Bochs screenshot with black screen

Black screen. Why doesn’t this work? No clue (and am happy for any answers).

Edit from the future (2023-02-12): It works with the BIOS files bundled with the Bochs installation for most distros (tested Arch and MacOS).

SeaBIOS

Luckily, while searching for other BIOS files I stumbled upon https://bochs.sourceforge.io/doc/docbook/user/rom-images.html. Appearantly, modern Bochs has support for SeaBIOS files (including VGABIOS)! Of course, my Bochs came without those BIOS files, and SeaBIOS does not distribute ready-made binaries for the SeaVGABIOS. At least compiling it from source is extremely easy: https://www.seabios.org/SeaVGABIOS. I ended up with two files, bios.bin and vgabios.bin. Plugging those into our Bochs config yields:

Bochs screenshot with SeaBIOS boot screen

And a little while later…

Bochs screenshot showing NetBSD 9.3 installer

The ultimate success, a stock NetBSD 9.3 i386 .iso booting in (modern) Bochs! If you only are interested in getting NetBSD to run in modern Bochs, you may stop reading now, but I am not finished yet.

Bonus: PCIVGA

Now, if you recall, my initial goal was to run NetBSD 9.3 on an older, forked Bochs version.

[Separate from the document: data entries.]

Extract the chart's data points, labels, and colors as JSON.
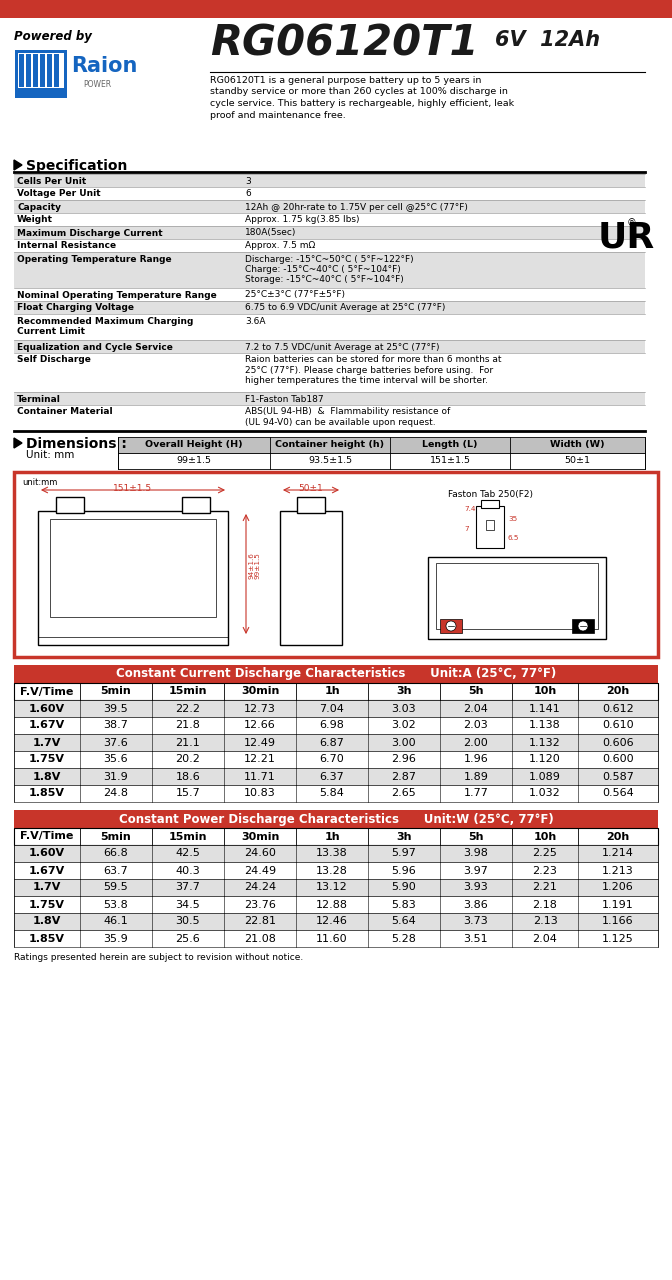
{
  "title_model": "RG06120T1",
  "title_voltage": "6V",
  "title_ah": "12Ah",
  "powered_by": "Powered by",
  "desc_lines": [
    "RG06120T1 is a general purpose battery up to 5 years in",
    "standby service or more than 260 cycles at 100% discharge in",
    "cycle service. This battery is rechargeable, highly efficient, leak",
    "proof and maintenance free."
  ],
  "spec_title": "Specification",
  "specs": [
    [
      "Cells Per Unit",
      "3"
    ],
    [
      "Voltage Per Unit",
      "6"
    ],
    [
      "Capacity",
      "12Ah @ 20hr-rate to 1.75V per cell @25°C (77°F)"
    ],
    [
      "Weight",
      "Approx. 1.75 kg(3.85 lbs)"
    ],
    [
      "Maximum Discharge Current",
      "180A(5sec)"
    ],
    [
      "Internal Resistance",
      "Approx. 7.5 mΩ"
    ],
    [
      "Operating Temperature Range",
      "Discharge: -15°C~50°C ( 5°F~122°F)\nCharge: -15°C~40°C ( 5°F~104°F)\nStorage: -15°C~40°C ( 5°F~104°F)"
    ],
    [
      "Nominal Operating Temperature Range",
      "25°C±3°C (77°F±5°F)"
    ],
    [
      "Float Charging Voltage",
      "6.75 to 6.9 VDC/unit Average at 25°C (77°F)"
    ],
    [
      "Recommended Maximum Charging\nCurrent Limit",
      "3.6A"
    ],
    [
      "Equalization and Cycle Service",
      "7.2 to 7.5 VDC/unit Average at 25°C (77°F)"
    ],
    [
      "Self Discharge",
      "Raion batteries can be stored for more than 6 months at\n25°C (77°F). Please charge batteries before using.  For\nhigher temperatures the time interval will be shorter."
    ],
    [
      "Terminal",
      "F1-Faston Tab187"
    ],
    [
      "Container Material",
      "ABS(UL 94-HB)  &  Flammability resistance of\n(UL 94-V0) can be available upon request."
    ]
  ],
  "spec_row_heights": [
    13,
    13,
    13,
    13,
    13,
    13,
    36,
    13,
    13,
    26,
    13,
    39,
    13,
    26
  ],
  "dim_title": "Dimensions :",
  "dim_unit": "Unit: mm",
  "dim_headers": [
    "Overall Height (H)",
    "Container height (h)",
    "Length (L)",
    "Width (W)"
  ],
  "dim_values": [
    "99±1.5",
    "93.5±1.5",
    "151±1.5",
    "50±1"
  ],
  "cc_title": "Constant Current Discharge Characteristics",
  "cc_unit": "Unit:A (25°C, 77°F)",
  "cc_headers": [
    "F.V/Time",
    "5min",
    "15min",
    "30min",
    "1h",
    "3h",
    "5h",
    "10h",
    "20h"
  ],
  "cc_data": [
    [
      "1.60V",
      "39.5",
      "22.2",
      "12.73",
      "7.04",
      "3.03",
      "2.04",
      "1.141",
      "0.612"
    ],
    [
      "1.67V",
      "38.7",
      "21.8",
      "12.66",
      "6.98",
      "3.02",
      "2.03",
      "1.138",
      "0.610"
    ],
    [
      "1.7V",
      "37.6",
      "21.1",
      "12.49",
      "6.87",
      "3.00",
      "2.00",
      "1.132",
      "0.606"
    ],
    [
      "1.75V",
      "35.6",
      "20.2",
      "12.21",
      "6.70",
      "2.96",
      "1.96",
      "1.120",
      "0.600"
    ],
    [
      "1.8V",
      "31.9",
      "18.6",
      "11.71",
      "6.37",
      "2.87",
      "1.89",
      "1.089",
      "0.587"
    ],
    [
      "1.85V",
      "24.8",
      "15.7",
      "10.83",
      "5.84",
      "2.65",
      "1.77",
      "1.032",
      "0.564"
    ]
  ],
  "cp_title": "Constant Power Discharge Characteristics",
  "cp_unit": "Unit:W (25°C, 77°F)",
  "cp_headers": [
    "F.V/Time",
    "5min",
    "15min",
    "30min",
    "1h",
    "3h",
    "5h",
    "10h",
    "20h"
  ],
  "cp_data": [
    [
      "1.60V",
      "66.8",
      "42.5",
      "24.60",
      "13.38",
      "5.97",
      "3.98",
      "2.25",
      "1.214"
    ],
    [
      "1.67V",
      "63.7",
      "40.3",
      "24.49",
      "13.28",
      "5.96",
      "3.97",
      "2.23",
      "1.213"
    ],
    [
      "1.7V",
      "59.5",
      "37.7",
      "24.24",
      "13.12",
      "5.90",
      "3.93",
      "2.21",
      "1.206"
    ],
    [
      "1.75V",
      "53.8",
      "34.5",
      "23.76",
      "12.88",
      "5.83",
      "3.86",
      "2.18",
      "1.191"
    ],
    [
      "1.8V",
      "46.1",
      "30.5",
      "22.81",
      "12.46",
      "5.64",
      "3.73",
      "2.13",
      "1.166"
    ],
    [
      "1.85V",
      "35.9",
      "25.6",
      "21.08",
      "11.60",
      "5.28",
      "3.51",
      "2.04",
      "1.125"
    ]
  ],
  "footer": "Ratings presented herein are subject to revision without notice.",
  "red_color": "#C8352A",
  "table_header_bg": "#C8352A",
  "row_alt_bg": "#E0E0E0",
  "row_white_bg": "#FFFFFF",
  "dim_header_bg": "#C0C0C0"
}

And I thought I could just use my newly compiled SeaBIOS and SeaVGABIOS files to do that. I went ahead, changed the config options some more because the syntax changed, started it up and was greeted with a blank screen. Again. No video. Seems like the older Bochs version wasn’t yet compatible with SeaBIOS, and for some reason the supplied Bochs Cirrus VGABIOS did not work either. I was getting desperate again, I was so close to getting this to work, and was foiled again.

But: While randomly changing BOCHSRC options, I noticed those few lines of comments:

#=======================================================================
# I440FXSUPPORT:
# This option controls the presence of the i440FX PCI chipset. You can
# also specify the devices connected to PCI slots. Up to 5 slots are
# available now. These devices are currently supported: ne2k, pcivga,
# pcidev, pcipnic and usb_ohci. If Bochs is compiled with Cirrus SVGA
# support you'll have the additional choice 'cirrus'.
#
# Example:
#   i440fxsupport: enabled=1, slot1=pcivga, slot2=ne2k
#=======================================================================
#i440fxsupport: enabled=1, slot1=cirrus

I checked again and those definitely were not in the modern Bochs configs. Still being desperate, I tried that PCIVGA option (which is not available on the modern version!), and what do you know, it worked. I spent multiple weeks getting this to work, tried recompiling every bit of ACPI/PCI init code and the solution was to just add i440fxsupport: enabled=1, slot1=pcivga to the old config file. And I still don’t know why they removed that option in the last decade or why the normal VGABIOSs don’t work.